The following article by Matt Morrison, executive director of Working America is cross-posted from a Working America e-blast:
A couple of weeks ago, we reported on field interviews showing Virginia voters’ overwhelming support for increasing teacher pay. These voters — even Republicans — were willing to pay an average of $19-$25 more per month in taxes to give teachers raises.
There are many proposals under debate to address income inequality through taxation on the wealthy, an indicator of the political importance of tax policy.
We took a long view of the importance of tax policy to voters, including different economic and demographic segments. Overall, while there was some uptick in interest in 2016, the share of voters focused on taxation has been relatively modest over the last seven years.
Unsurprisingly, Republican-leaning and higher-income voters are consistently the most focused on taxes, while people of color and Democratic-leaning voters are consistently the least likely to focus on these issues. Swing voters and white voters have had the greatest fluctuation in focus. Interestingly, following the 2017 Trump tax cuts, comparatively fewer voters are concerned about tax policy, an indication that the biggest GOP accomplishment has limited political appeal.
What if we could shift the debate to make fair and adequate taxation a strength for progressives?
We know from experience and experimentation that Working America canvassers alter the frame through which voters consider the issue of taxes. Instead of focusing on limited government, they shift the focus to equitable investment in society.
1. Unexpected support. We know that we can find support, sometimes in many of the most unexpected places. A 47-year-old woman in Gainesville, Virginia, recently told our canvasser that she felt we have “the right person in the White House” and supported vouchers. Yet, she was willing to pay $30 more each month in taxes to improve public schools.
2. Make it local. Connecting taxes to local investment priorities instead of distant politicians can build dramatic support. In a clinical test targeting conservative voters in California’s Central Valley, we increased support for Proposition 6, the state’s infamous gas tax that funds infrastructure, by a whopping 14 percentage points in one conversation. By centering the conversation on local bridges and roads rather than statewide politics, voter opinion moved dramatically.

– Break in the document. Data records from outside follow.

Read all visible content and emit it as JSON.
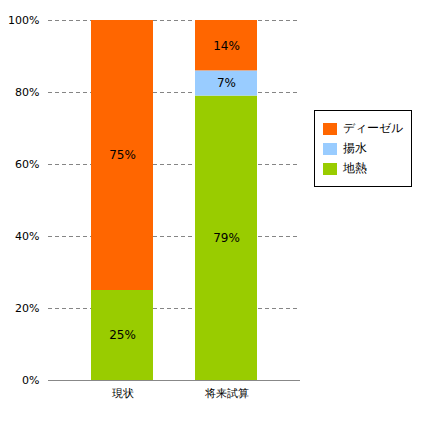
{
  "chart_data": {
    "type": "bar",
    "stacked": true,
    "categories": [
      "現状",
      "将来試算"
    ],
    "series": [
      {
        "name": "地熱",
        "color": "#99CC00",
        "values": [
          25,
          79
        ],
        "value_labels": [
          "25%",
          "79%"
        ]
      },
      {
        "name": "揚水",
        "color": "#99CCFF",
        "values": [
          0,
          7
        ],
        "value_labels": [
          null,
          "7%"
        ]
      },
      {
        "name": "ディーゼル",
        "color": "#FF6600",
        "values": [
          75,
          14
        ],
        "value_labels": [
          "75%",
          "14%"
        ]
      }
    ],
    "data_labels": true,
    "ylim": [
      0,
      100
    ],
    "yticks": [
      {
        "value": 0,
        "label": "0%"
      },
      {
        "value": 20,
        "label": "20%"
      },
      {
        "value": 40,
        "label": "40%"
      },
      {
        "value": 60,
        "label": "60%"
      },
      {
        "value": 80,
        "label": "80%"
      },
      {
        "value": 100,
        "label": "100%"
      }
    ],
    "grid": true,
    "legend": "right"
  }
}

3. Tax fairness matters to working-class voters. In the Chicago suburbs — an area filled with tax-sensitive voters — we engaged voters on the issue of worker misclassification. Most of the voters, who were employed in traditional, full-time jobs with benefits, could not relate to the importance of workers being wrongly treated as independent contractors. But when we presented the issue as businesses shifting the tax burden to the voters because they skipped paying millions in employment taxes, that message resonated. As a result, hundreds of voters signed a digital petition to the state attorney general demanding enforcement.
Conservatives have strategically pushed austerity, disinvestment and public subsidies for the wealthy.
Rather than fighting for scraps under austerity, we go door-to-door and shift the framework entirely to investment in matters that affect people in their day-to-day lives.
Our experience says that we have a critical window to shift to a tax equity and investment paradigm if we can connect the dots for enough people in key battlegrounds. The more voters understand, the more they demand justice.